Brasil: Uma biografia - Capítulo 3
toma lá dá cá: o sistema escravocrata e a naturalização da violência

oi gente, como estamos?
por aqui, o ritmo de leitura caiu nos últimos dias e quase quase essa newsletter de hoje não sai. como é díficil, né, manter a constância? a verdade é que eu sabia que ia ser um desafio - e por isso me propus fazer esse compromisso público com vocês.
diversas vezes comecei alguma leitura ou projeto super empolgada, mas passada a euforia, eu ia deixando de fazer pelo caminho… normal, aliás, as exceções são as coisas que conseguimos realizar. daí a sensação de “conquista” a cada capítulo finalizado. a cada livro lido. a cada newsletter enviada. enfim, insira aqui qualquer atividade que exija comprometimento + consistência e que, muitas vezes, tendemos a deixar pela metade.
sobre isso, gosto de trabalhar com a estratégia de redução de danos: 50% é melhor que nada. faltou empolgação ou criatividade? ok, diminui o número de páginas lidas, atrasa o horário de envio da newsletter, se permite pequenas “concessões” que aliviem o peso do “ter-que-fazer”, mas não deixa de lado a atividade. nada mais gostoso do que se sentir em dia com os seus compromissos - sejam aqueles pessoais ou profissionais - e conseguir perceber o valor de se dedicar a estudar, ampliar as referências, fazer algo diferente, ainda que exija algum esforço.
enfim, falei demais, mas vocês sabem que eu adoro esses papos.
e vamos às conversas do nosso terceiro capítulo.
qualquer dúvida ou sugestão, por favor, me escrevam :)
O tráfico de viventes
esse foi um dos capítulos mais dificeís, mas mais importantes, da minha leitura até agora. também pudera, as autoras se dedicam a fazer um raio-x de como se constituiu o nosso sistema escravocrata. e aqui, a primeira parte do capítulo cumpriu uma função primordial para mim: lembrar que a escravidão de homens por outros homens sempre existiu, desde a nossa antiguidade, por mais irracional que isso pareça. o que estreamos no modelo Brasil, contudo, é algo ainda mais absurdo - foi a falta de raízes, de direitos e de laços, configurados pelo tom de pele, que tornaram a escravidão a ferramenta mais eficaz de implementação e manutenção do racismo.
também me chamou a atenção os números por elas citados: estima-se que 11 milhões de pessoas, de individuos, de pais, mães, irmãos, avós, enfim, de africanos, foram vendidos de forma coercitiva. onze milhões. quase seis vezes a população atual de Salvador, a nossa Roma negra. desse total, quase metade, cerca de 5 milhões, foram escravos comercializados pelo tráfico negreiro que tiveram como destino final o Brasil.
ao longo das páginas, as autoras descrevem como esse sistema funcionava em seus detalhes. desde a participação das elites e negociantes africanos no tráfico de pessoas, até como eram realizados o transportes dos “viventes” nos porões e como cada escravo era avaliado, apalpado e analisado, uma vez que se tornavam “produtos à venda” quando chegavam na Colônia.
são descrições violentas, por vezes incômodas, e é impossível não se deixar afetar pelas imagens, apesar de todo o distanciamento da nossa leitura.

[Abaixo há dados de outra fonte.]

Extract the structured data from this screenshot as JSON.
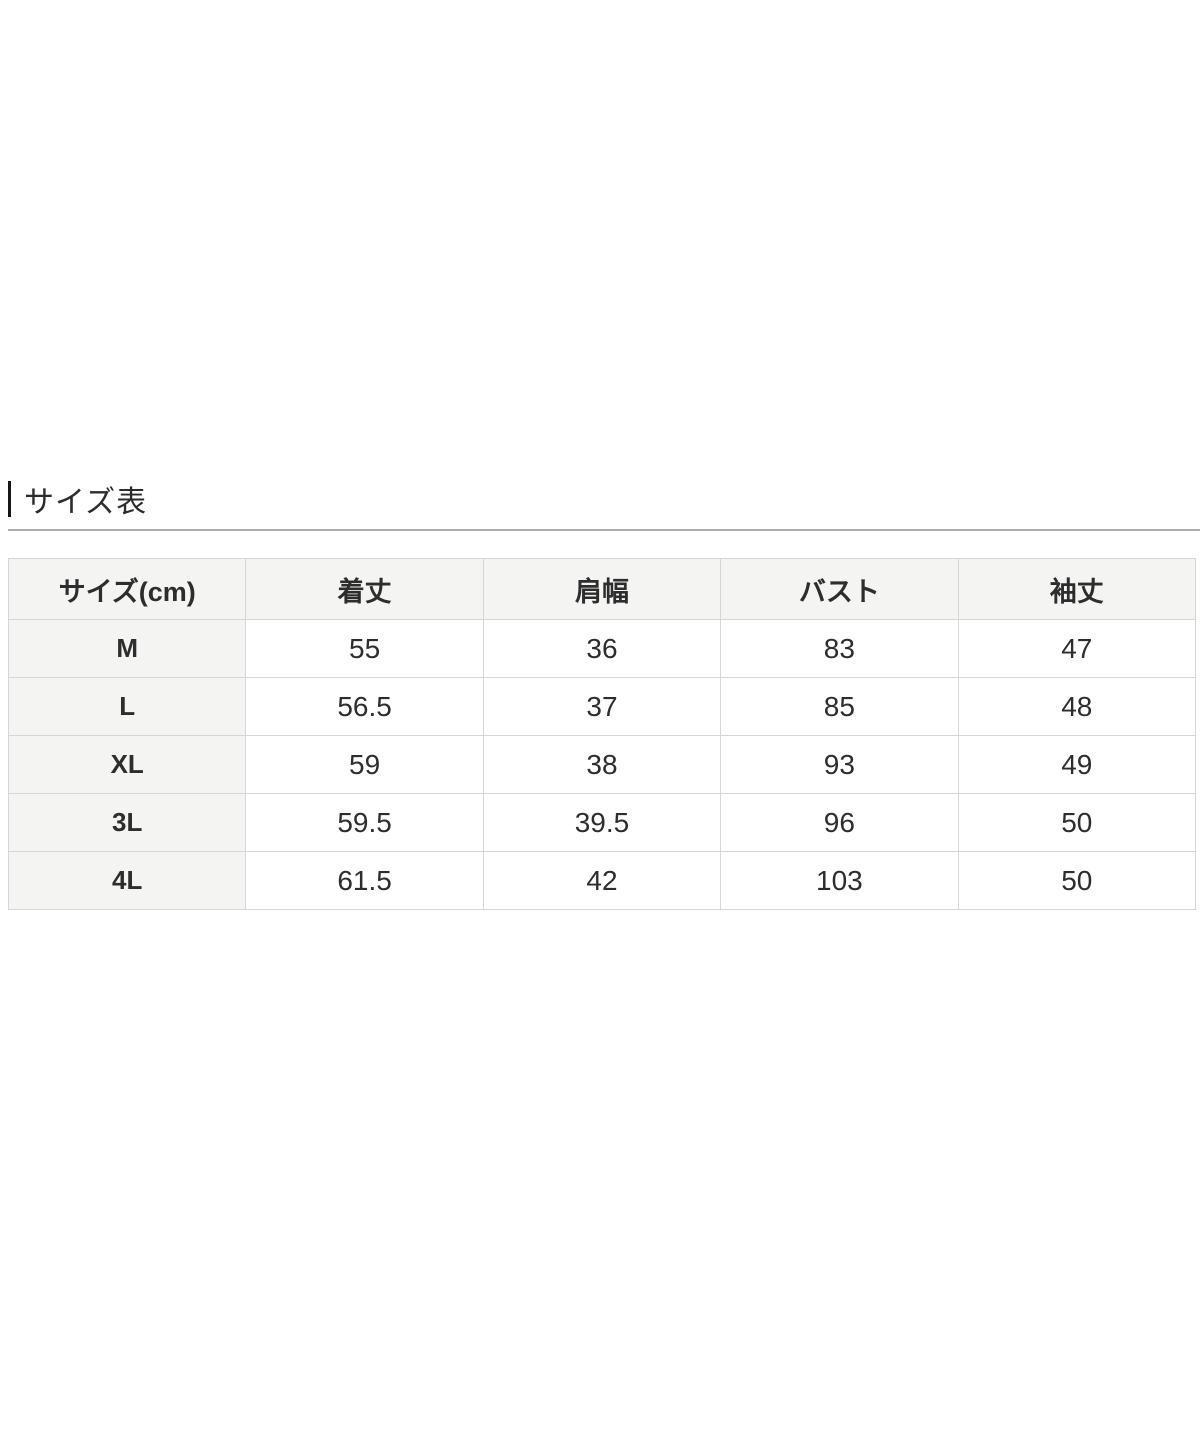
{
  "section_title": {
    "text": "サイズ表"
  },
  "colors": {
    "accent_bar": "#161616",
    "divider": "#aeaca9",
    "table_border": "#d6d6d3",
    "header_bg": "#f4f4f2",
    "text": "#2d2d2d",
    "page_bg": "#ffffff"
  },
  "chart_data": {
    "type": "table",
    "title": "サイズ表",
    "columns": [
      "サイズ(cm)",
      "着丈",
      "肩幅",
      "バスト",
      "袖丈"
    ],
    "rows": [
      [
        "M",
        "55",
        "36",
        "83",
        "47"
      ],
      [
        "L",
        "56.5",
        "37",
        "85",
        "48"
      ],
      [
        "XL",
        "59",
        "38",
        "93",
        "49"
      ],
      [
        "3L",
        "59.5",
        "39.5",
        "96",
        "50"
      ],
      [
        "4L",
        "61.5",
        "42",
        "103",
        "50"
      ]
    ]
  }
}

“um sistema como o escravismo moderno só se enraíza com o exercicio da violência. da parte dos proprietários, a sanha contínua que visava a sujeição e obediência. da parte dos escravos, a reação se dava a partir de gradações que iam das pequenas insubordinações diárias e persistentes até as grandes revoltas e quilombos.
[…]
era difícil escapar da escravidão. aliás, no caso brasileiro ela tomou o território todo, e foi responsável pela maior importação forçada de trabalhadores africanos até hoje conhecida, e, de tão disseminada, a instituição deixou de ser privilégio de grandes senhores de engenho. padres, militares, funcionários públicos, artesãos e até libertos possuíam escravos. por essas e por outras é que a escravidão foi mais que um sistema econômico: ela mostou condutas, definiu desigualdades sociais, fez da raça e cor marcadores de diferença fundamentais, ordenou etiquetas de mando e obediência e criou uma sociedade condicionada pelo paternalismo e por uma hierarquia estrita.”
Rebeliões, insurreições e movimentos escravos
não é exagero quando o movimento negro cita que os pretos no Brasil resistem há 500 anos. e é muita miopia por parte dos brancos acreditar que os escravizados não resistiram a tanto sofrimento.
a esperança era pouca, e a violência muita. mas para fugir da condição de “produto”, os escravizados procuraram brechas nesse sistema para recriar suas culturas, incentivar os seus desejos e sonhar com a liberdade e a reação.
não é à toa que o Quilombo de Palmares segue sendo símbolo de toda essa resistência. Palmares foi, no Brasil, um pequeno Estado africano que abrigou a vida comunitária e era politicamente organizado: tinha administração e leis próprias e princípios religiosos e culturais que fortaleciam a identidade coletiva. no ápice de seu crescimento, Palmares chegou a abrigar 20 mil habitantes e mantinha relações de comércio com as vilas vizinhas.
não tardou para que o quilombo chamasse atenção da Corte. a primeira expedição contra Palmares aconteceu em 1612, e a última, quando Zumbi foi derrotado, em 1694. foi quase um século de resistência, e muito a ser aprendido por sua história que merece um livro à parte.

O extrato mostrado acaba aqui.